The task force was established in late 2017 by Ohio Rep. Robert Cupp, R-Lima, and Ohio Rep. John Patterson, D-Ashtabula, in an effort to address longstanding grievances about the Ohio school funding formula, which was deemed unconstitutional 20 years ago and determined to rely too heavily on property taxes.

The Cupp-Patterson project to seek an equitable funding formula started in late 2017 by consulting state agencies, local school officials and others with an interest in the matter.

Late Friday, Antill sent a summary for the impact the funding model could have on Washington County’s six K-12 public school districts. If the terms of the proposal become law, Marietta City Schools would receive an additional $487,479 in the 2020-21 fiscal year and $335,479 in the following year, based on enrollment remaining the same, compared to the current funding formula.

For Fort Frye and Warren local schools, the change would be neutral across two years, Belpre and Wolf Creek schools would both receive a more than $400,000 increase in the first year of the revised formula, and Frontier in the first year would benefit by $291,370.

Ohio Rep.

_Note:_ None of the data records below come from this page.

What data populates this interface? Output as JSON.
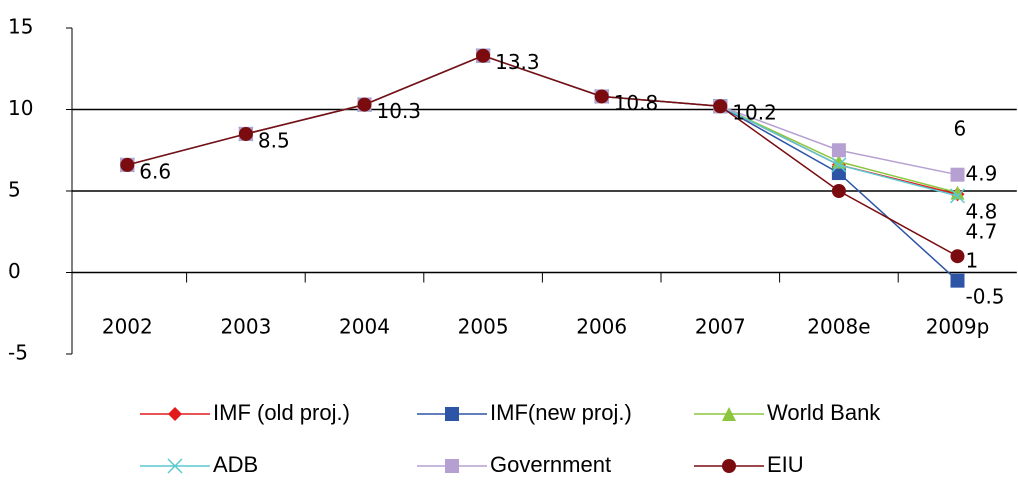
{
  "chart_data": {
    "type": "line",
    "categories": [
      "2002",
      "2003",
      "2004",
      "2005",
      "2006",
      "2007",
      "2008e",
      "2009p"
    ],
    "ylim": [
      -5,
      15
    ],
    "yticks": [
      -5,
      0,
      5,
      10,
      15
    ],
    "grid": true,
    "series": [
      {
        "name": "IMF (old proj.)",
        "color": "#e31a1c",
        "marker": "diamond",
        "values": [
          6.6,
          8.5,
          10.3,
          13.3,
          10.8,
          10.2,
          6.6,
          4.8
        ],
        "value_labels": [
          null,
          null,
          null,
          null,
          null,
          null,
          null,
          "4.8"
        ]
      },
      {
        "name": "IMF(new proj.)",
        "color": "#2e54a6",
        "marker": "square",
        "values": [
          6.6,
          8.5,
          10.3,
          13.3,
          10.8,
          10.2,
          6.1,
          -0.5
        ],
        "value_labels": [
          null,
          null,
          null,
          null,
          null,
          null,
          null,
          "-0.5"
        ]
      },
      {
        "name": "World Bank",
        "color": "#8cc63f",
        "marker": "triangle",
        "values": [
          6.6,
          8.5,
          10.3,
          13.3,
          10.8,
          10.2,
          6.8,
          4.9
        ],
        "value_labels": [
          null,
          null,
          null,
          null,
          null,
          null,
          null,
          "4.9"
        ]
      },
      {
        "name": "ADB",
        "color": "#5cc8d2",
        "marker": "x",
        "values": [
          6.6,
          8.5,
          10.3,
          13.3,
          10.8,
          10.2,
          6.6,
          4.7
        ],
        "value_labels": [
          null,
          null,
          null,
          null,
          null,
          null,
          null,
          "4.7"
        ]
      },
      {
        "name": "Government",
        "color": "#b6a0d2",
        "marker": "square",
        "values": [
          6.6,
          8.5,
          10.3,
          13.3,
          10.8,
          10.2,
          7.5,
          6
        ],
        "value_labels": [
          null,
          null,
          null,
          null,
          null,
          null,
          null,
          "6"
        ]
      },
      {
        "name": "EIU",
        "color": "#7a0c10",
        "marker": "circle",
        "values": [
          6.6,
          8.5,
          10.3,
          13.3,
          10.8,
          10.2,
          5,
          1
        ],
        "value_labels": [
          "6.6",
          "8.5",
          "10.3",
          "13.3",
          "10.8",
          "10.2",
          null,
          "1"
        ]
      }
    ]
  }
}
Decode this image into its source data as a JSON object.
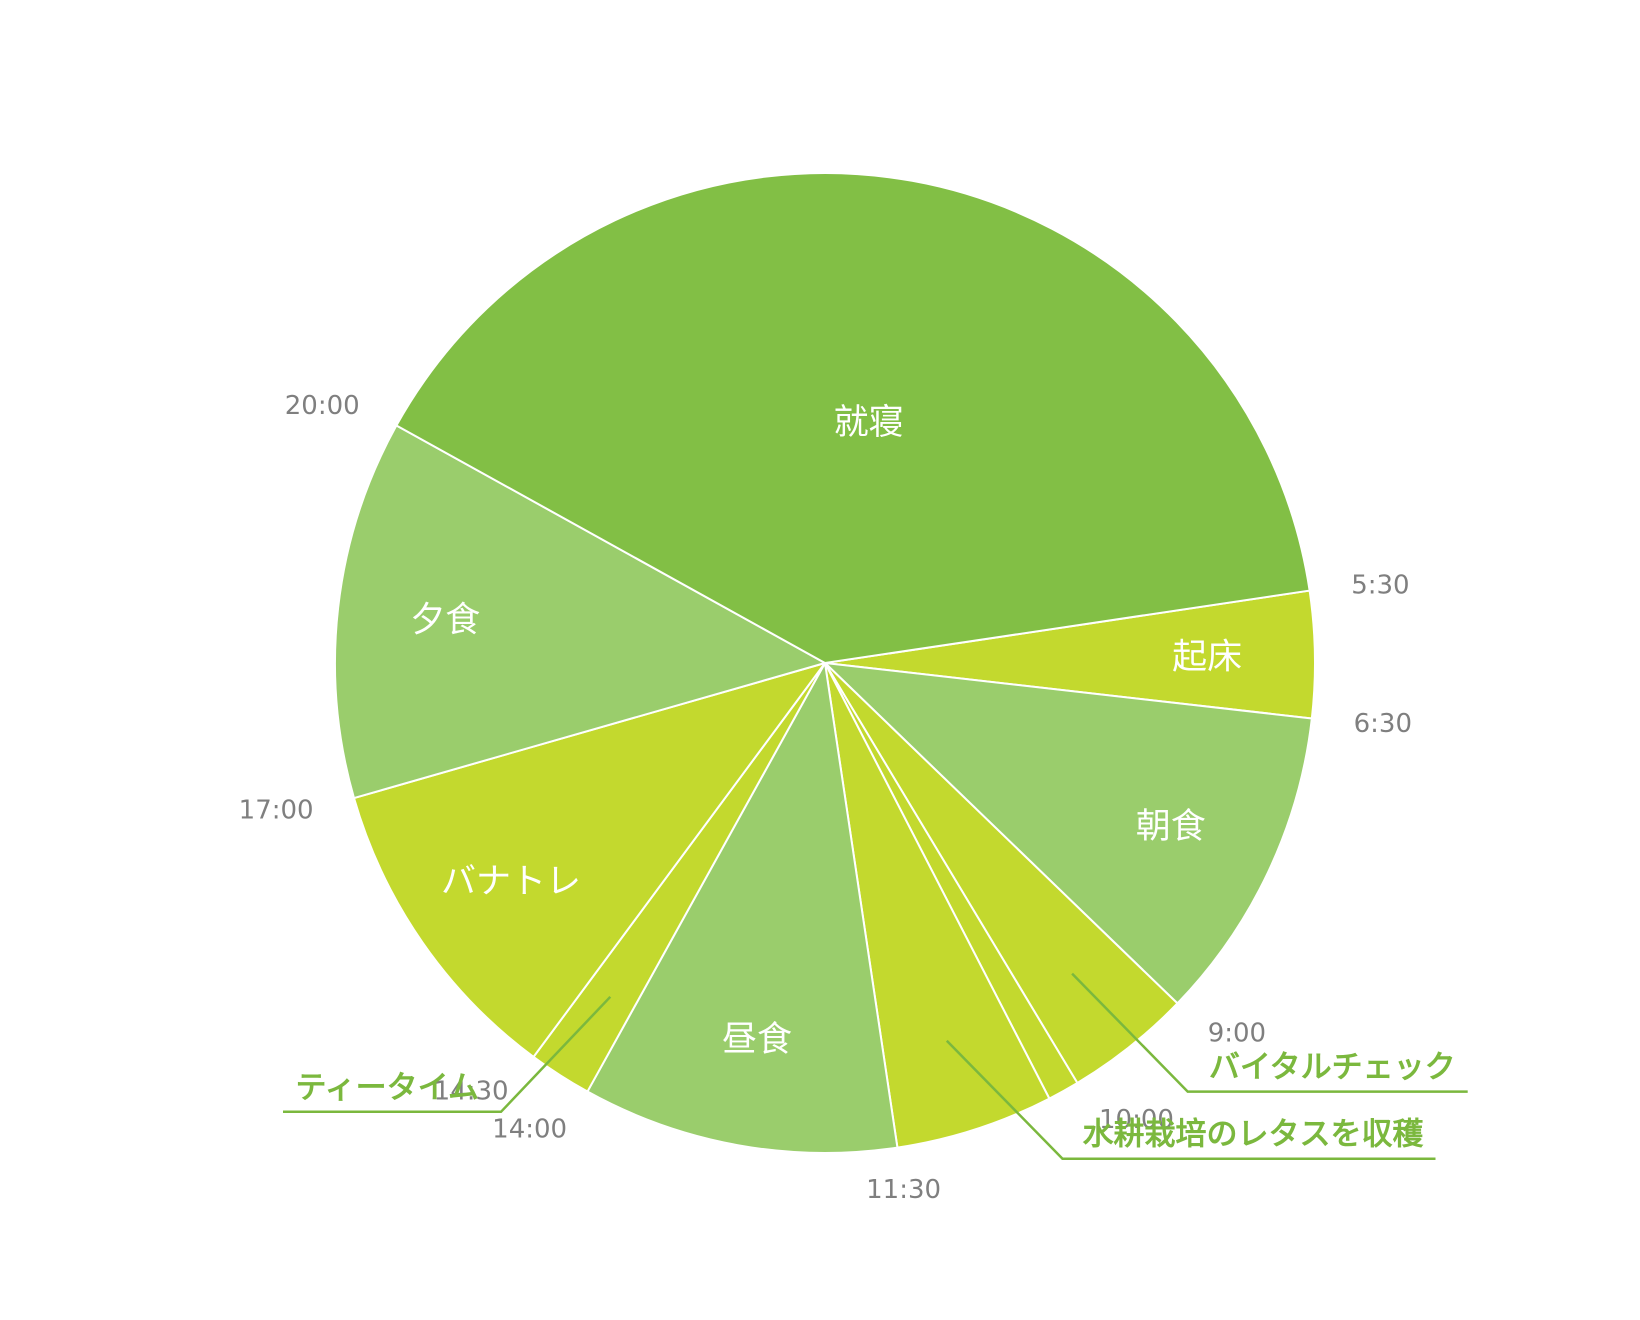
{
  "chart_data": {
    "type": "pie",
    "start_time": "5:30",
    "segments": [
      {
        "label": "起床",
        "start": "5:30",
        "end": "6:30",
        "hours": 1,
        "color": "#c3d92e"
      },
      {
        "label": "朝食",
        "start": "6:30",
        "end": "9:00",
        "hours": 2.5,
        "color": "#9acd6c"
      },
      {
        "label": "バイタルチェック",
        "start": "9:00",
        "end": "10:00",
        "hours": 1,
        "color": "#c3d92e"
      },
      {
        "label": "",
        "start": "10:00",
        "end": "10:15",
        "hours": 0.25,
        "color": "#c3d92e"
      },
      {
        "label": "水耕栽培のレタスを収穫",
        "start": "10:15",
        "end": "11:30",
        "hours": 1.25,
        "color": "#c3d92e"
      },
      {
        "label": "昼食",
        "start": "11:30",
        "end": "14:00",
        "hours": 2.5,
        "color": "#9acd6c"
      },
      {
        "label": "ティータイム",
        "start": "14:00",
        "end": "14:30",
        "hours": 0.5,
        "color": "#c3d92e"
      },
      {
        "label": "バナトレ",
        "start": "14:30",
        "end": "17:00",
        "hours": 2.5,
        "color": "#c3d92e"
      },
      {
        "label": "夕食",
        "start": "17:00",
        "end": "20:00",
        "hours": 3,
        "color": "#9acd6c"
      },
      {
        "label": "就寝",
        "start": "20:00",
        "end": "5:30",
        "hours": 9.5,
        "color": "#82bf45"
      }
    ],
    "inside_labels": [
      "起床",
      "朝食",
      "昼食",
      "バナトレ",
      "夕食",
      "就寝"
    ],
    "time_labels": [
      "5:30",
      "6:30",
      "9:00",
      "10:00",
      "11:30",
      "14:00",
      "14:30",
      "17:00",
      "20:00"
    ],
    "callouts": [
      {
        "label": "バイタルチェック",
        "segment": "9:00-10:00"
      },
      {
        "label": "水耕栽培のレタスを収穫",
        "segment": "10:15-11:30"
      },
      {
        "label": "ティータイム",
        "segment": "14:00-14:30"
      }
    ],
    "label_color": "#ffffff",
    "time_label_color": "#7f7f7f",
    "callout_color": "#7bb83e",
    "legend": "none"
  }
}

Don Jones of District 95, which covers much of Washington County, said the Cupp-Patterson project has gotten strong bipartisan support in the legislature.

“I feel very good about the fact that this was put together by people in the education business in Ohio – superintendents, treasurers, transportation, special education coordinators, from rural, urban and suburban districts, and legislators who know education – and they used a methodology to show how they came up with the cost of educating a student,” Jones said.

“The biggest takeaway is that this funding will allow the districts to do a better job of planning. They can look at their enrollment and know where they’re at,” he said.

The current formula is infamously awkward, with numerous arcane calculations related to district real estate values and other elements. In addition, some districts are under what’s termed “the guarantee” – assurance that their funding will not go below specific levels – and others are subject to “the cap,” which places a ceiling above which their funding won’t go.

“The guarantee and the cap would be gone,” Jones said.

The proposal, he said, still needs to be drafted as a bill and then passed through committee, a process that could require months.

Although the funding model is close to neutral in comparison to the current formula, Warren Local Schools Superintendent Kyle Newton said he was still enthusiastic about its potential.

“It’s a whole different way of funding,” he said. “For the state total, it looks like an increase of $400 million, and that’s great. I like to think global and collaborative, and this looks like a real good thing … that gets us to where we came move forward.”

Antill has seen proposals come and go, but he said this one seems worthy of support.

“In my career, I’ve seen some attempts to fix the formula, and to me, this one has merit,” he said Friday. “They worked on it over a year and a half with treasurers and knowledgeable legislators, and this method makes sense. It’s quite a report, and it has everybody’s ear.”

In addition to the Cupp-Patterson proposal, the governor’s office recently unveiled a separate budget proposal that would inject $550 million into education for provision of what educators term “wrap-around” services, which include mental health and social services directed at both students at risk and their families.

“It looks like a number of districts would pick up a significant amount of revenue from that, and Marietta would do very well,” said Marietta City Schools Superintendent Will Hampton.

A regional meeting for school administrators is scheduled to take place Monday in Athens to further clarify the terms and impacts of the Cupp-Patterson proposal.